We are concerned about the wasteful spending to prop up Oceana, a base that has been identified within the last four years as inadequate for the Navy’s needs or not satisfying basic aviation safety requirements by the Department of Defense inspector general, the House Armed Services Committee and the Base Closure Commission.

I guess they, too, should have waited for the Draft Environmental Impact Statement, a document which will never address the Oceana issues because the Navy’s contrived statement of purpose and need deliberately ignores the significant deficiencies of that facility.

The Navy’s aviators deserve the best training we can provide them. When they have to fly in and out of Oceana, they don’t receive what they deserve. The OLF will not fix that.

And by failing to mitigate the deficiencies at Oceana, the Navy’s proposal does not address the problem holistically. Instead, it buys time until the inevitable shutdown of Oceana as a master jet base due to its small size, severe encroachment, inability to expand and the requirements of the next generation of carrier aircraft. And the cost of buying time, in an era of ever scarcer national security dollars, will be at least $250 million, according to congressional sources.

But let’s talk about us — the very vocal majority. In exchange for our land and loss of quiet enjoyment, we understand that the Navy would like to make it up to us with an economic solution.

So, the Navy has had a year to put something on the table — where is it? A paltry 62 jobs, joint use of the landing field so that we invite more aviation noise at the OLF, the limited ability to farm, hunt and roam on land we now own — these cannot be regarded as a serious substitute for the benefits of unqualified ownership.

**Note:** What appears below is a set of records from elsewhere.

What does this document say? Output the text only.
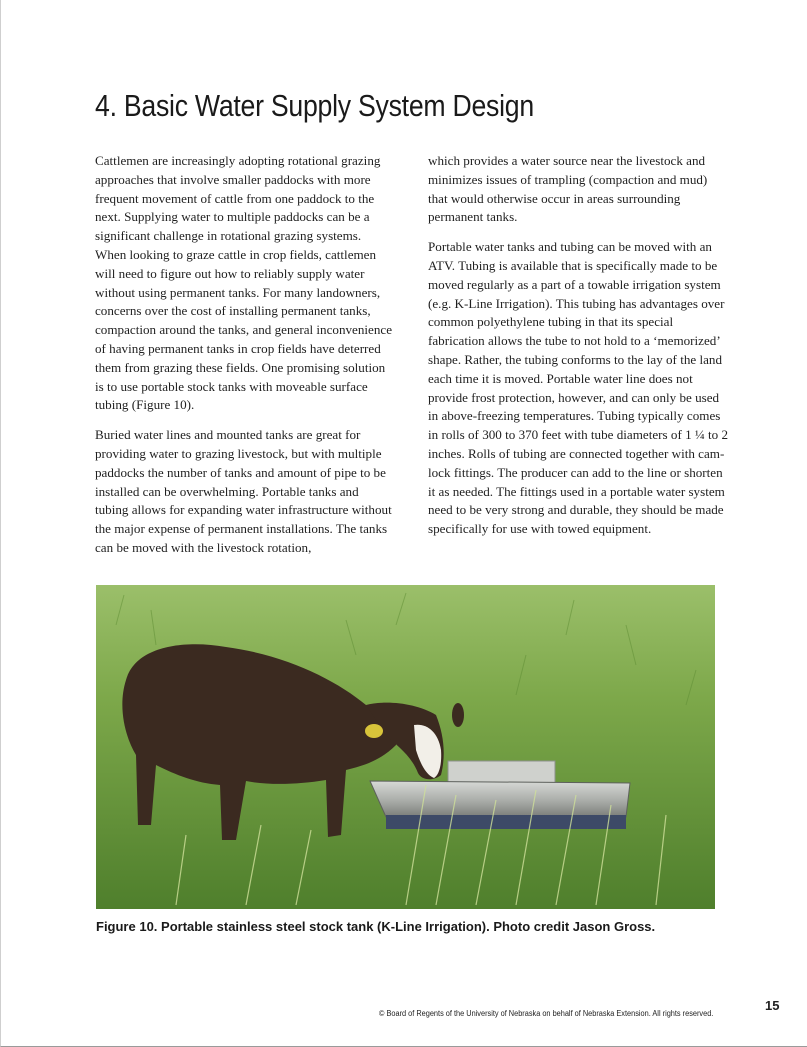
4. Basic Water Supply System Design

Cattlemen are increasingly adopting rotational grazing approaches that involve smaller paddocks with more frequent movement of cattle from one paddock to the next. Supplying water to multiple paddocks can be a significant challenge in rotational grazing systems. When looking to graze cattle in crop fields, cattlemen will need to figure out how to reliably supply water without using permanent tanks. For many landowners, concerns over the cost of installing permanent tanks, compaction around the tanks, and general inconvenience of having permanent tanks in crop fields have deterred them from grazing these fields. One promising solution is to use portable stock tanks with moveable surface tubing (Figure 10).

Buried water lines and mounted tanks are great for providing water to grazing livestock, but with multiple paddocks the number of tanks and amount of pipe to be installed can be overwhelming. Portable tanks and tubing allows for expanding water infrastructure without the major expense of permanent installations. The tanks can be moved with the livestock rotation,

which provides a water source near the livestock and minimizes issues of trampling (compaction and mud) that would otherwise occur in areas surrounding permanent tanks.

Portable water tanks and tubing can be moved with an ATV. Tubing is available that is specifically made to be moved regularly as a part of a towable irrigation system (e.g. K-Line Irrigation). This tubing has advantages over common polyethylene tubing in that its special fabrication allows the tube to not hold to a ‘memorized’ shape. Rather, the tubing conforms to the lay of the land each time it is moved. Portable water line does not provide frost protection, however, and can only be used in above-freezing temperatures. Tubing typically comes in rolls of 300 to 370 feet with tube diameters of 1 ¼ to 2 inches. Rolls of tubing are connected together with cam-lock fittings. The producer can add to the line or shorten it as needed. The fittings used in a portable water system need to be very strong and durable, they should be made specifically for use with towed equipment.

Figure 10. Portable stainless steel stock tank (K-Line Irrigation). Photo credit Jason Gross.

© Board of Regents of the University of Nebraska on behalf of Nebraska Extension. All rights reserved.
15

Pronouncements to the contrary, an OLF will alter our quality of life, our bucolic atmosphere and our rural serenity. How can we seriously consider your proposal to “help” us, when you, in fact, ignore us?

It should be clear by now that we are not for sale. But your attempts to buy us off and to convince us that we will not be inconvenienced is falling on deaf ears, ears that will become even more deaf when the OLF gets here.

The noise studies being undertaken, no matter how well regarded in the scientific community, are an insult to the citizens. The inherent lack of logic in taking a few seconds of a single noise event and “averaging” it over a 24-hour period is worthy of derision.

The representation that the aviation noise is not so bad or disruptive is repudiated by the Navy’s payment of $32 million to residents around Oceana to settle their noise complaint filed in federal court. If the noise is “not so bad” why were taxpayers’ dollars spent to dismiss the lawsuit?

So in the face of this, we should wait until the Navy gives us 45 or 90 days to respond to a draft environmental impact statement that it spent millions of dollars and more than a year to assemble, a study that ignores the underlying failure of Oceana and seeks to shift some of the noise and safety issues out of the densely populated areas around Oceana into our back yards?

Mr. Keys, we may be country folks, but we are neither stupid nor uninformed.

When your organization dealt behind the back of our locally elected leaders, it forfeited our trust. In a democracy, the people count, a lesson that over which we have fought wars.

Giving up our land while the underlying failure of Oceana is not addressed is a sacrifice we will not make. We understand that the federal government has the constitutional power of eminent domain and can take our land against our will. But that is not going to cause us to surrender it to you, nor will we keep our powder dry while the Navy crafts the administrative record to justify its visionless effort.

What we demand is strategic thinking about the future of naval aviation. Our nation deserves that.